El mal de cada día

Las decapitaciones y atentados de ISIS o el avión estrellado por Andreas Lubitz en los Alpes, han afianzado una idea espectacular de la maldad absoluta

Especial / El País

La idea de un “mal absoluto”, como ocurre con casi todo lo absoluto, acostumbra a tener un trasfondo teológico. Incluso cuando se utiliza en contextos aparentemente profanos, como por ejemplo para describir la política de exterminio nazi, suele referirse a menudo a la incompatibilidad de este hecho histórico con la existencia de un dios bueno, como una suerte de evidencia antiteológica de que existe un principio malo equivalente o superior al “bien supremo”, o una divinidad diabólica y abyecta. Una hipótesis, por cierto, nada desdeñable. 
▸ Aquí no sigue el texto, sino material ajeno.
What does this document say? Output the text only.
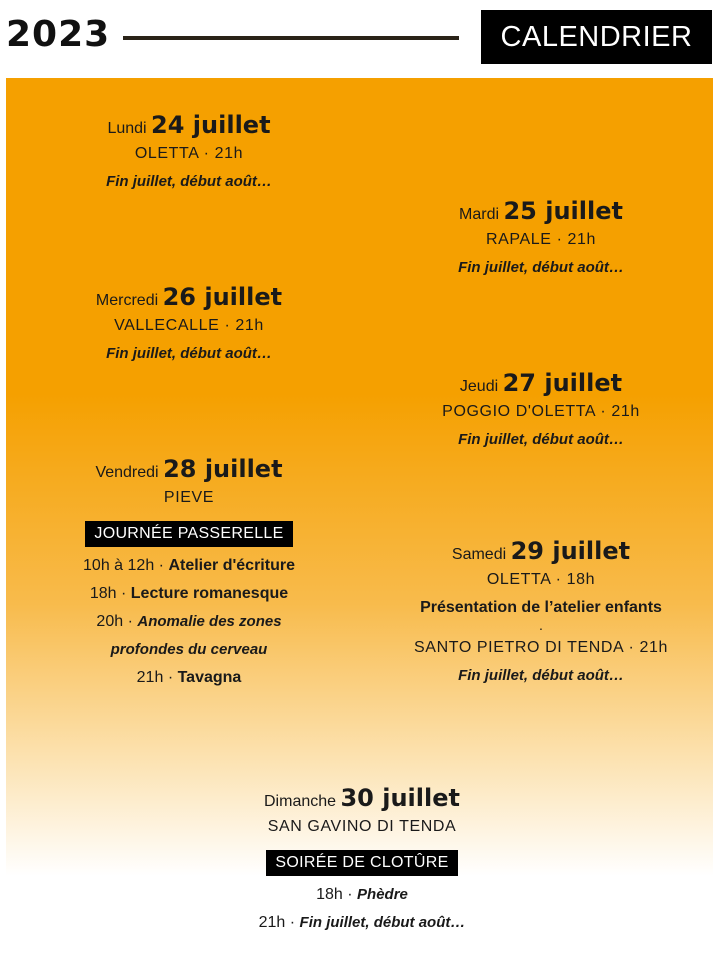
2023	CALENDRIER
Lundi 24 juillet
OLETTA · 21h
Fin juillet, début août…
Mardi 25 juillet
RAPALE · 21h
Fin juillet, début août…
Mercredi 26 juillet
VALLECALLE · 21h
Fin juillet, début août…
Jeudi 27 juillet
POGGIO D'OLETTA · 21h
Fin juillet, début août…
Vendredi 28 juillet
PIEVE
JOURNÉE PASSERELLE
10h à 12h · Atelier d'écriture
18h · Lecture romanesque
20h · Anomalie des zones
profondes du cerveau
21h · Tavagna
Samedi 29 juillet
OLETTA · 18h
Présentation de l’atelier enfants
·
SANTO PIETRO DI TENDA · 21h
Fin juillet, début août…
Dimanche 30 juillet
SAN GAVINO DI TENDA
SOIRÉE DE CLOTÛRE
18h · Phèdre
21h · Fin juillet, début août…
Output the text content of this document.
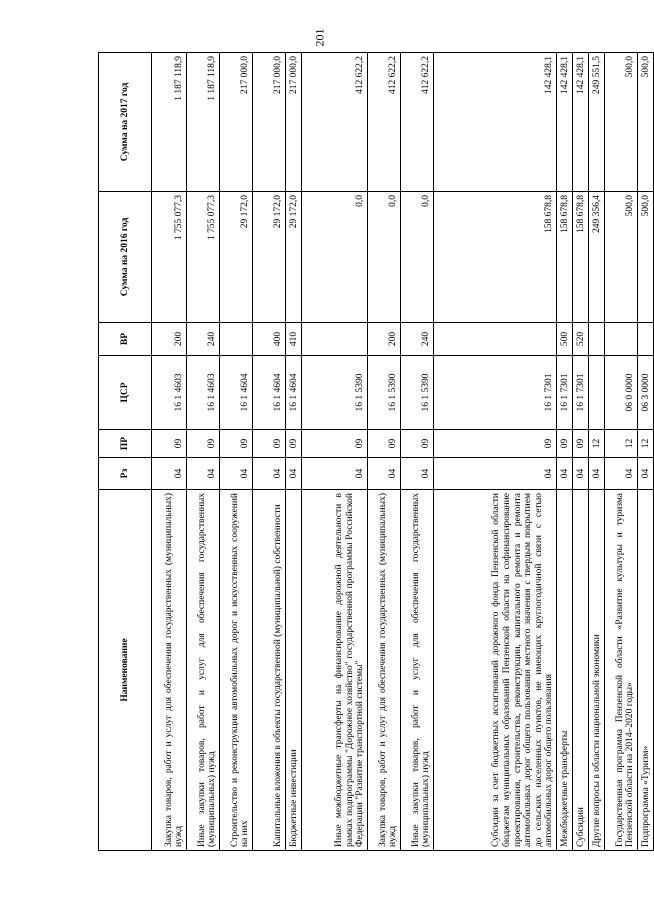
201
Наименование	Рз	ПР	ЦСР	ВР	Сумма на 2016 год	Сумма на 2017 год
Закупка товаров, работ и услуг для обеспечения государственных (муниципальных) нужд	04	09	16 1 4603	200	1 755 077,3	1 187 118,9
Иные закупки товаров, работ и услуг для обеспечения государственных (муниципальных) нужд	04	09	16 1 4603	240	1 755 077,3	1 187 118,9
Строительство и реконструкция автомобильных дорог и искусственных сооружений на них	04	09	16 1 4604		29 172,0	217 000,0
Капитальные вложения в объекты государственной (муниципальной) собственности	04	09	16 1 4604	400	29 172,0	217 000,0
Бюджетные инвестиции	04	09	16 1 4604	410	29 172,0	217 000,0
Иные межбюджетные трансферты на финансирование дорожной деятельности в рамках подпрограммы "Дорожное хозяйство" государственной программы Российской Федерации "Развитие транспортной системы"	04	09	16 1 5390		0,0	412 622,2
Закупка товаров, работ и услуг для обеспечения государственных (муниципальных) нужд	04	09	16 1 5390	200	0,0	412 622,2
Иные закупки товаров, работ и услуг для обеспечения государственных (муниципальных) нужд	04	09	16 1 5390	240	0,0	412 622,2
Субсидии за счет бюджетных ассигнований дорожного фонда Пензенской области бюджетам муниципальных образований Пензенской области на софинансирование проектирования, строительства, реконструкции, капитального ремонта и ремонта автомобильных дорог общего пользования местного значения с твердым покрытием до сельских населенных пунктов, не имеющих круглогодичной связи с сетью автомобильных дорог общего пользования	04	09	16 1 7301		158 678,8	142 428,1
Межбюджетные трансферты	04	09	16 1 7301	500	158 678,8	142 428,1
Субсидии	04	09	16 1 7301	520	158 678,8	142 428,1
Другие вопросы в области национальной экономики	04	12			249 356,4	249 551,5
Государственная программа Пензенской области «Развитие культуры и туризма Пензенской области на 2014–2020 годы»	04	12	06 0 0000		500,0	500,0
Подпрограмма «Туризм»	04	12	06 3 0000		500,0	500,0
También se ha hablado algunas veces de “mal absoluto” para referirse al terrorismo, y muy especialmente al que ahora llamamos “yihadista”, que ha dado terribles muestras, desde las decapitaciones filmadas de secuestrados por el ISIS a los atentados de París, de su capacidad de vileza este año, que también ha sido el que ha visto cómo el copiloto Andreas Lubitz estrelló deliberadamente un avión con 150 pasajeros en los Alpes. Con lo de “absoluto” se pretende decir que su maldad no puede explicarse o comprenderse por las circunstancias de sus protagonistas y que estos, a diferencia de lo que cantaba Jeanette, no son rebeldes “porque el mundo les hizo así”, sino más bien “rebeldes sin causa”, sin razón ni justificación posible, como si se tratase de algo innato o emanado del abismo de la psicosis, de una malicia sin por qué. Y es esta figura de la “maldad absoluta” —que culmina en el mito romántico del “lobo solitario”— la que a menudo se ha apoderado este año de los titulares.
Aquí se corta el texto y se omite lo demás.